Study characteristics of the nine trials in the meta-analysis.
| Country, author, year | Study design | Treatment | S.S | Age (y) (Mean ± SD) | Baseline CFT (μm) | Baseline BCVA, logMAR | Cytokine recorded in our meta-analysis | Follow-up month |
|---|---|---|---|---|---|---|---|---|
| Japan, Takuya et al., 2021 | Self-control (prospective) | Ranibizumab | 25 | 62.9 ± 9.6 | 560 ± 166 | 0.51 ± 0.30 | VEGF, IL-6, IL-8, IP-10, and MCP-1 | 1 |
| Austria, Dominika et al., 2020 | Self-control (prospective) | Ranibizumab and dexamethasone | 9 | 66.9 ± 8.8; 64.6 ± 9.0∗ | 440 ± 144; 471.3 ± 122.6∗ | 0.70; 0.35∗ | VEGF, IL-6, IL-8, and MCP-1 | 2 |
| Canada, Verena et al., 2020 | Self-control (prospective) | Aflibercept | 17 | 57.2 ± 8.1 | 430.9 ± 85.5 | 0.39 ± 0.16 | VEGF, IL-6, IL-8, IP-10, and MCP-1 | 1 and 2 |
| Canada, Tina et al., 2019 | Self-control (prospective) | Ranibizumab | 35 | 62.4 ± 7.3 | 480.4 ± 117.4 | 0.60 ± 0.30 | VEGF, IL-6, IL-8, and MCP-1 | 2 |
| Italy, Mastropasqua et al., 2018 | Self-control (prospective) | Aflibercept | 20 | 63.4 ± 7.3 | 469.43 ± 181.91 | 0.46 ± 0.24 | VEGF, IL-6, IL-8, IP-10, and MCP-1 | 2 |
| Australia, Shueh et al., 2018 | Self-control (prospective) | Ranibizumab | 25 | 63.8 ± 9.6 | 484.5 ± 134.3 | 0.48 ± 0.20 | IL-6, IL-8, IP-10, MCP-1 | 2 |
| Canada, Roxane et al., 2018 | Self-control (prospective) | Ranibizumab | 48 | 61.9 ± 7.1 | 495.0 ± 134.6 | 0.60 ± 0.30 | VEGF, IL-6, IL-8, and MCP-1 | 2 |
| Japan, Tomoyasu et al., 2017 | Self-control (prospective) | Ranibizumab | 13 | 62.5 ± 11.9 | 570.0 ± 109.8 | 0.47 ± 0.25 | IL-6, IL-8, IP-10, and MCP-1 | 1 |
| Korea, Hee Jin Sohn et al., 2011 | Self-control (prospective) | Bevacizumab | 11 | 54.4 ± 10.2 | 387.7 ± 111.3 | 0.44 ± 0.32 | VEGF, IL-6, IL-8, IP-10, and MCP-1 | 1 |
Note.
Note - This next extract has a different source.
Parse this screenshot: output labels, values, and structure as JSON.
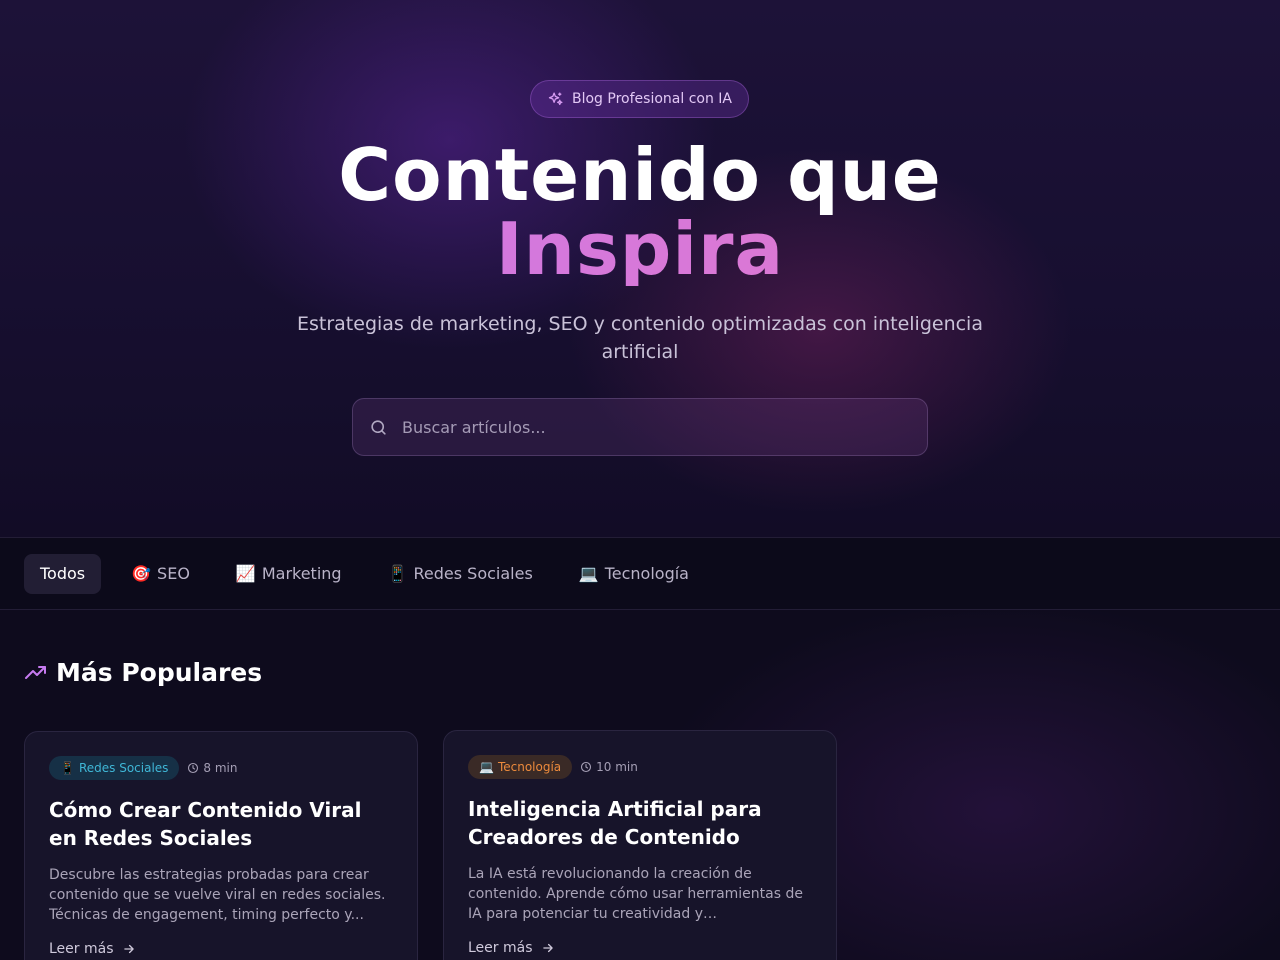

S.S, sample size; ∗the BCVA of two groups in the original text was 74.78 ± 14.85 and 67.22 ± 10.52 presented by Early Treatment Diabetic Retinopathy Study (ETDRS) letter scores. The SD was not available due to lack of raw data.